In a histogram, we bin data (in this case, we group the heights into 5cm-wide bins), and count how many data values fall in each bin

I used bins of 5cm to group the heights, and used x-axis values from 150 to 200 cm.

  • Can you find where in the code this is specified?
  • In the code block below, change the width of the bins to 1cm. What do you notice? Can you see the shape of the distribution better or worse using the 1cm bins? 
sns.histplot(heightData["brother"],  bins = range(150,200,5), color='b') # hint - the numbers 150, 200 and 5 are the minimum/maximum x axis values and the bin size
plt.xlabel('brother\'s height') 
plt.ylabel('frequency')

Text(0, 0.5, 'frequency')
_images/7307a25ec1be07a3e63870ca12c066dc193c3cac043a7a29b1c305e063c6ad90.png

Bin boundaries#

One problem with using a histogram when you have only a small number of data points is that the shape of the histogram can depend a lot on where the bin boundaries happen to fall.

Look at the following plot of brothers’ heights, again grouped into 5cm bins but with different bin boundaries:

Exercises#

  • What change in the code moved the bin boundaries?
  • What were the old bin boundaries?
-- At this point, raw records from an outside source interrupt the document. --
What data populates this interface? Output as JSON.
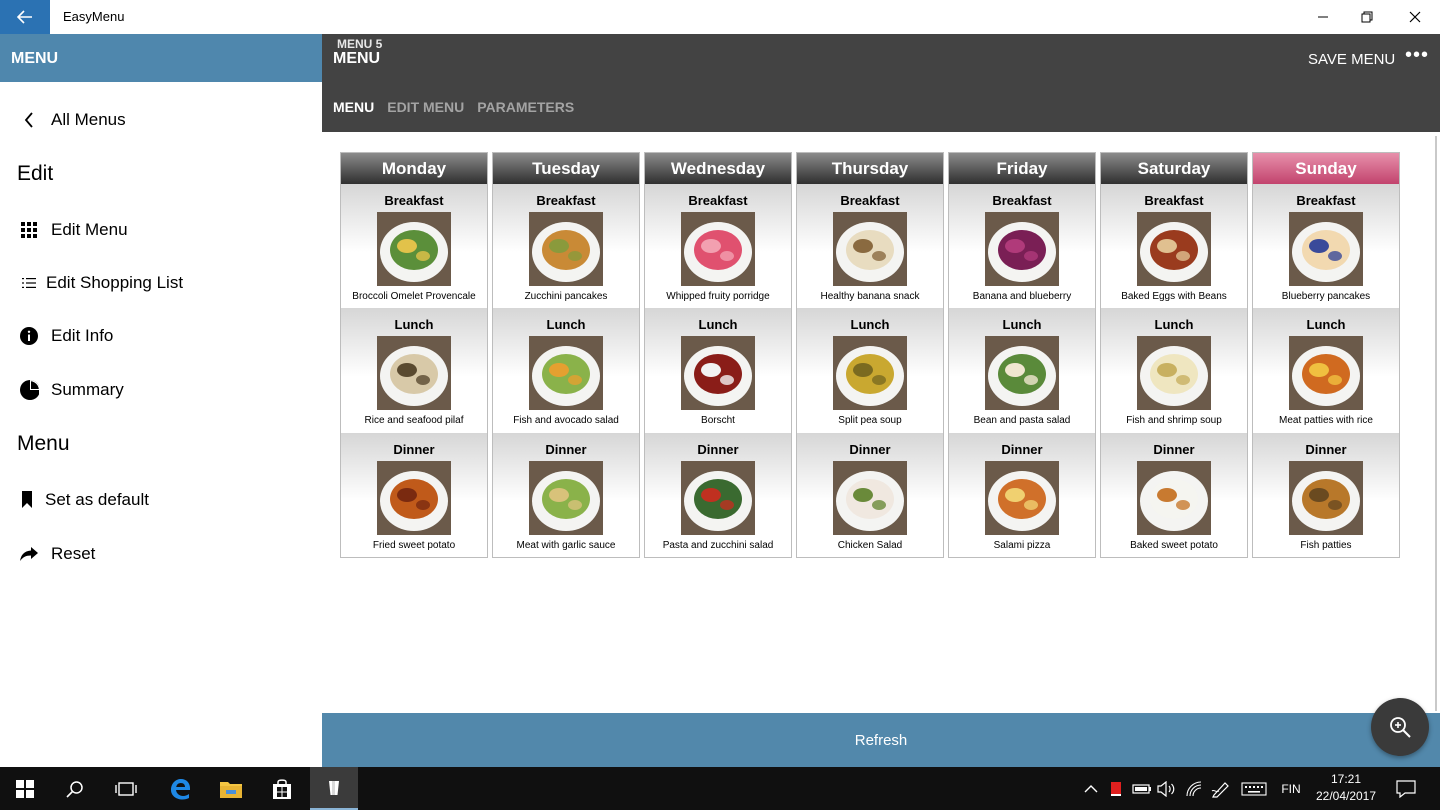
{
  "window": {
    "title": "EasyMenu"
  },
  "sidebar": {
    "header": "MENU",
    "back_label": "All Menus",
    "section_edit": "Edit",
    "edit_items": [
      {
        "label": "Edit Menu",
        "icon": "grid-icon"
      },
      {
        "label": "Edit Shopping List",
        "icon": "list-icon"
      },
      {
        "label": "Edit Info",
        "icon": "info-icon"
      },
      {
        "label": "Summary",
        "icon": "pie-chart-icon"
      }
    ],
    "section_menu": "Menu",
    "menu_items": [
      {
        "label": "Set as default",
        "icon": "bookmark-icon"
      },
      {
        "label": "Reset",
        "icon": "share-arrow-icon"
      }
    ]
  },
  "header": {
    "subtitle": "MENU 5",
    "title": "MENU",
    "save_label": "SAVE MENU",
    "more": "•••",
    "tabs": [
      "MENU",
      "EDIT MENU",
      "PARAMETERS"
    ]
  },
  "week": [
    {
      "day": "Monday",
      "meals": [
        {
          "type": "Breakfast",
          "name": "Broccoli Omelet Provencale"
        },
        {
          "type": "Lunch",
          "name": "Rice and seafood pilaf"
        },
        {
          "type": "Dinner",
          "name": "Fried sweet potato"
        }
      ]
    },
    {
      "day": "Tuesday",
      "meals": [
        {
          "type": "Breakfast",
          "name": "Zucchini pancakes"
        },
        {
          "type": "Lunch",
          "name": "Fish and avocado salad"
        },
        {
          "type": "Dinner",
          "name": "Meat with garlic sauce"
        }
      ]
    },
    {
      "day": "Wednesday",
      "meals": [
        {
          "type": "Breakfast",
          "name": "Whipped fruity porridge"
        },
        {
          "type": "Lunch",
          "name": "Borscht"
        },
        {
          "type": "Dinner",
          "name": "Pasta and zucchini salad"
        }
      ]
    },
    {
      "day": "Thursday",
      "meals": [
        {
          "type": "Breakfast",
          "name": "Healthy banana snack"
        },
        {
          "type": "Lunch",
          "name": "Split pea soup"
        },
        {
          "type": "Dinner",
          "name": "Chicken Salad"
        }
      ]
    },
    {
      "day": "Friday",
      "meals": [
        {
          "type": "Breakfast",
          "name": "Banana and blueberry"
        },
        {
          "type": "Lunch",
          "name": "Bean and pasta salad"
        },
        {
          "type": "Dinner",
          "name": "Salami pizza"
        }
      ]
    },
    {
      "day": "Saturday",
      "meals": [
        {
          "type": "Breakfast",
          "name": "Baked Eggs with Beans"
        },
        {
          "type": "Lunch",
          "name": "Fish and shrimp soup"
        },
        {
          "type": "Dinner",
          "name": "Baked sweet potato"
        }
      ]
    },
    {
      "day": "Sunday",
      "meals": [
        {
          "type": "Breakfast",
          "name": "Blueberry pancakes"
        },
        {
          "type": "Lunch",
          "name": "Meat patties with rice"
        },
        {
          "type": "Dinner",
          "name": "Fish patties"
        }
      ]
    }
  ],
  "refresh_label": "Refresh",
  "taskbar": {
    "language": "FIN",
    "time": "17:21",
    "date": "22/04/2017"
  },
  "colors": {
    "accent": "#4f87ad",
    "header_bg": "#434343",
    "highlight_day": "#c2436d",
    "taskbar_bg": "#101010"
  }
}
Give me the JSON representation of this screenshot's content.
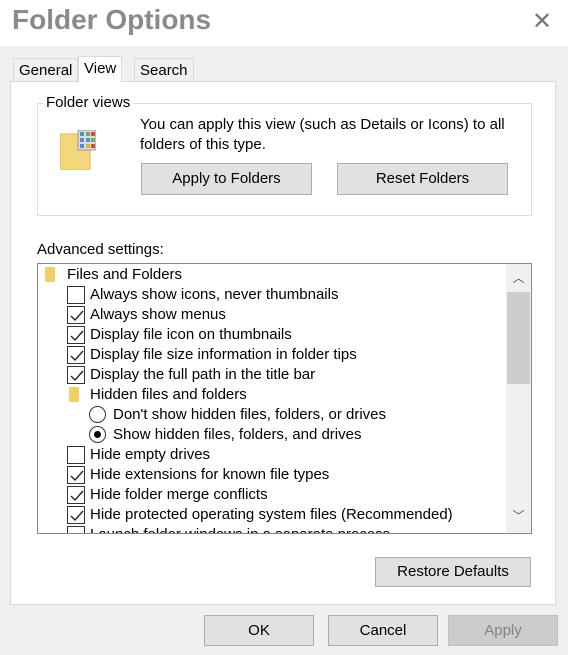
{
  "window": {
    "title": "Folder Options",
    "close_icon": "close-icon"
  },
  "tabs": [
    {
      "label": "General"
    },
    {
      "label": "View",
      "active": true
    },
    {
      "label": "Search"
    }
  ],
  "folder_views": {
    "label": "Folder views",
    "description": "You can apply this view (such as Details or Icons) to all folders of this type.",
    "apply_button": "Apply to Folders",
    "reset_button": "Reset Folders"
  },
  "advanced": {
    "label": "Advanced settings:",
    "items": [
      {
        "type": "folder",
        "level": 0,
        "label": "Files and Folders"
      },
      {
        "type": "checkbox",
        "level": 1,
        "checked": false,
        "label": "Always show icons, never thumbnails"
      },
      {
        "type": "checkbox",
        "level": 1,
        "checked": true,
        "label": "Always show menus"
      },
      {
        "type": "checkbox",
        "level": 1,
        "checked": true,
        "label": "Display file icon on thumbnails"
      },
      {
        "type": "checkbox",
        "level": 1,
        "checked": true,
        "label": "Display file size information in folder tips"
      },
      {
        "type": "checkbox",
        "level": 1,
        "checked": true,
        "label": "Display the full path in the title bar"
      },
      {
        "type": "folder",
        "level": 1,
        "label": "Hidden files and folders"
      },
      {
        "type": "radio",
        "level": 2,
        "checked": false,
        "label": "Don't show hidden files, folders, or drives"
      },
      {
        "type": "radio",
        "level": 2,
        "checked": true,
        "label": "Show hidden files, folders, and drives"
      },
      {
        "type": "checkbox",
        "level": 1,
        "checked": false,
        "label": "Hide empty drives"
      },
      {
        "type": "checkbox",
        "level": 1,
        "checked": true,
        "label": "Hide extensions for known file types"
      },
      {
        "type": "checkbox",
        "level": 1,
        "checked": true,
        "label": "Hide folder merge conflicts"
      },
      {
        "type": "checkbox",
        "level": 1,
        "checked": true,
        "label": "Hide protected operating system files (Recommended)"
      },
      {
        "type": "checkbox",
        "level": 1,
        "checked": false,
        "label": "Launch folder windows in a separate process"
      }
    ],
    "restore_button": "Restore Defaults"
  },
  "footer": {
    "ok": "OK",
    "cancel": "Cancel",
    "apply": "Apply",
    "apply_disabled": true
  },
  "colors": {
    "folder": "#f3cf6a",
    "button": "#e1e1e1",
    "title": "#8a8a8a"
  }
}
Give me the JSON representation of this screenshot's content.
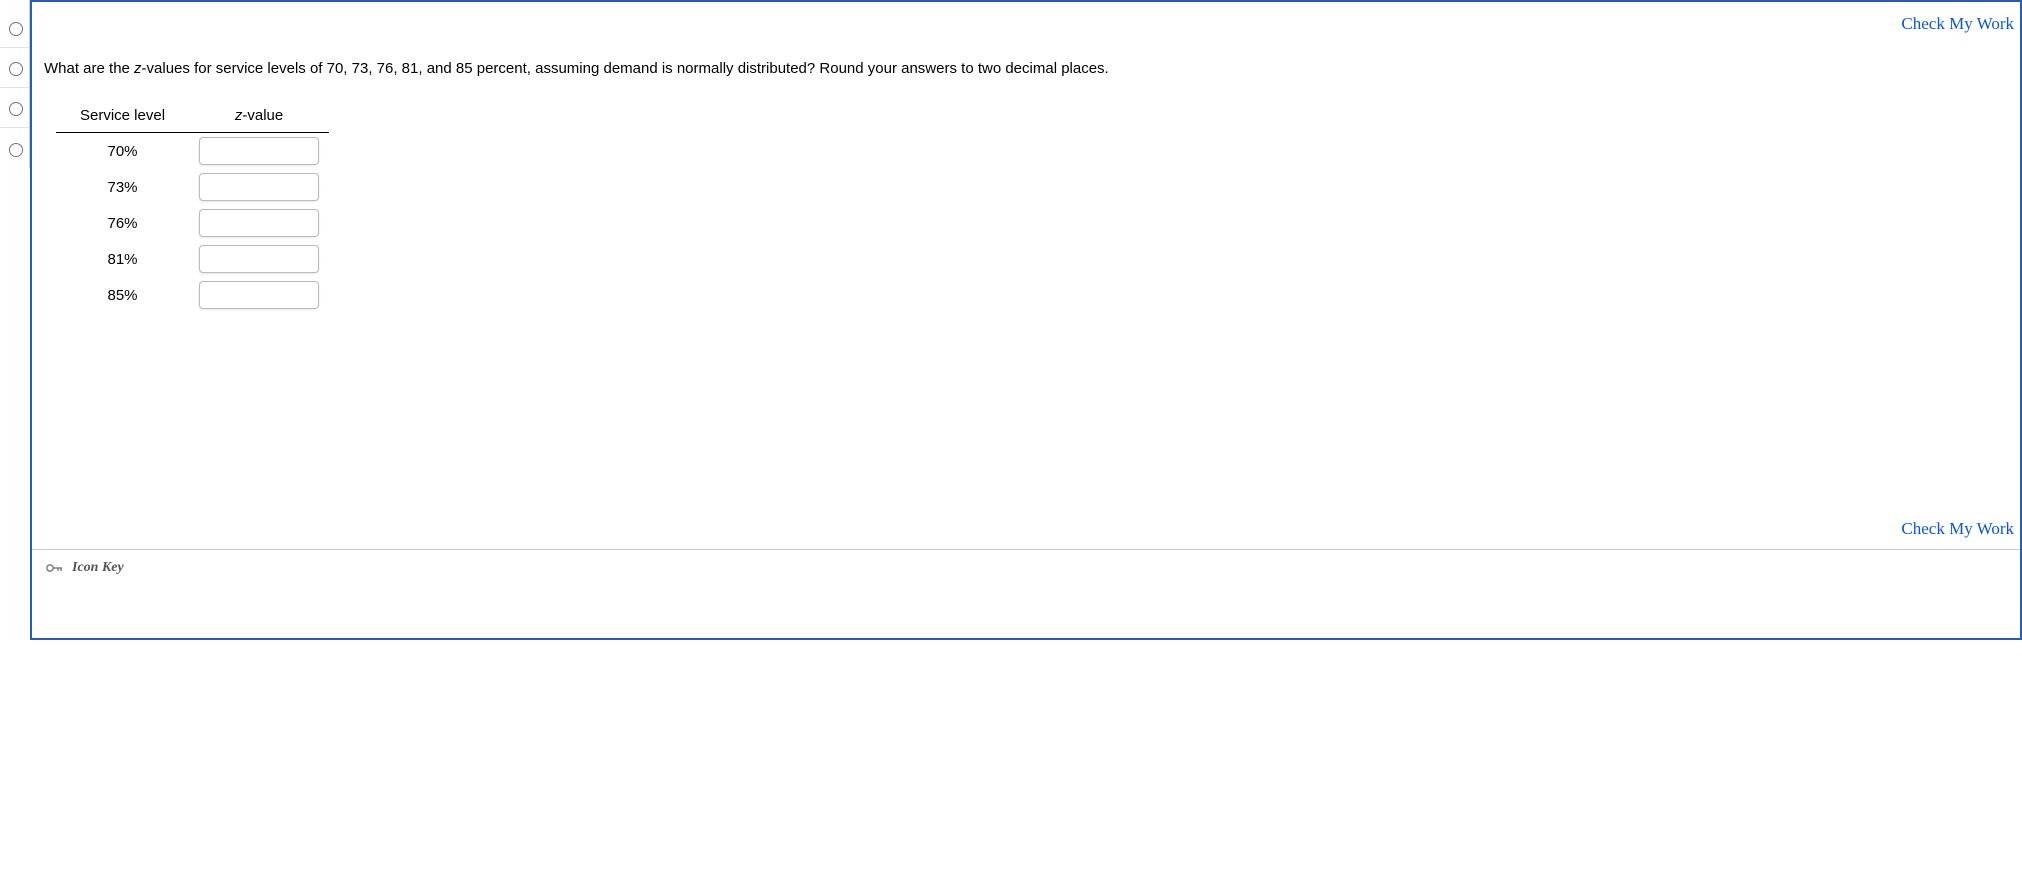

What are the new bin boundaries?
  • Edit the code so that the in boundaries are at 153,158,163 etc 
sns.histplot(heightData["brother"],  bins = range(152,202,5), color='b')
plt.xlabel('brother\'s height') 
plt.ylabel('frequency')

Text(0, 0.5, 'frequency')
_images/07ecbbb29e9167fa2d011c93494e0d052e5a72d63c3c92cf4ced7a9e92afdaef.png

The shape of the distribution looks quite different!

We can see this more clearly if we plot both versions next to each other (this is achieved using the command subplot - we will revisit it later so don’t worry too much about that)

plt.subplot(1,2,1)
sns.histplot(heightData["brother"],  bins = range(150,200,5), color='b')
plt.xlabel('brother\'s height') 
plt.ylabel('frequency')
plt.ylim((0,10)) # this sets the y axis limits rather than letting the computer choose them automatically

plt.subplot(1,2,2)
sns.histplot(heightData["brother"],  bins = range(152,202,5), color='b') 
plt.xlabel('brother\'s height') 
plt.ylabel('frequency')
plt.ylim((0,10))

plt.subplots_adjust(wspace = 0.5) # shift the plots sideways so they don't overlap
_images/851b27921a82de8124344d24342f471660c1f4caa0da1985594c563344a3db30.png

Originally (left) the bin boundaries were at 150cm, 155cm, 160cm etc.

In the second histogram (right) the bin boundaries were at 152cm, 157cm, 162cm etc.

Moving the bin boundaries changed how many observations fell in each bin and thus the shape of the histogram. This can happen easily when you have a small number of observations in each bin (check the y-axis in the above histogram - you can see that moving just one observation makes a big difference to the height of the bars).

For this reason, a histogram may not be the best representation of the data for a small sample.

Exercises#

  • I added a line of code to set the y axis limits to be [0,10] - why do you think I did this?
  • Try removing or commenting it out and see how the two histograms change - is it easier to compare with fixed or automatic y-axis?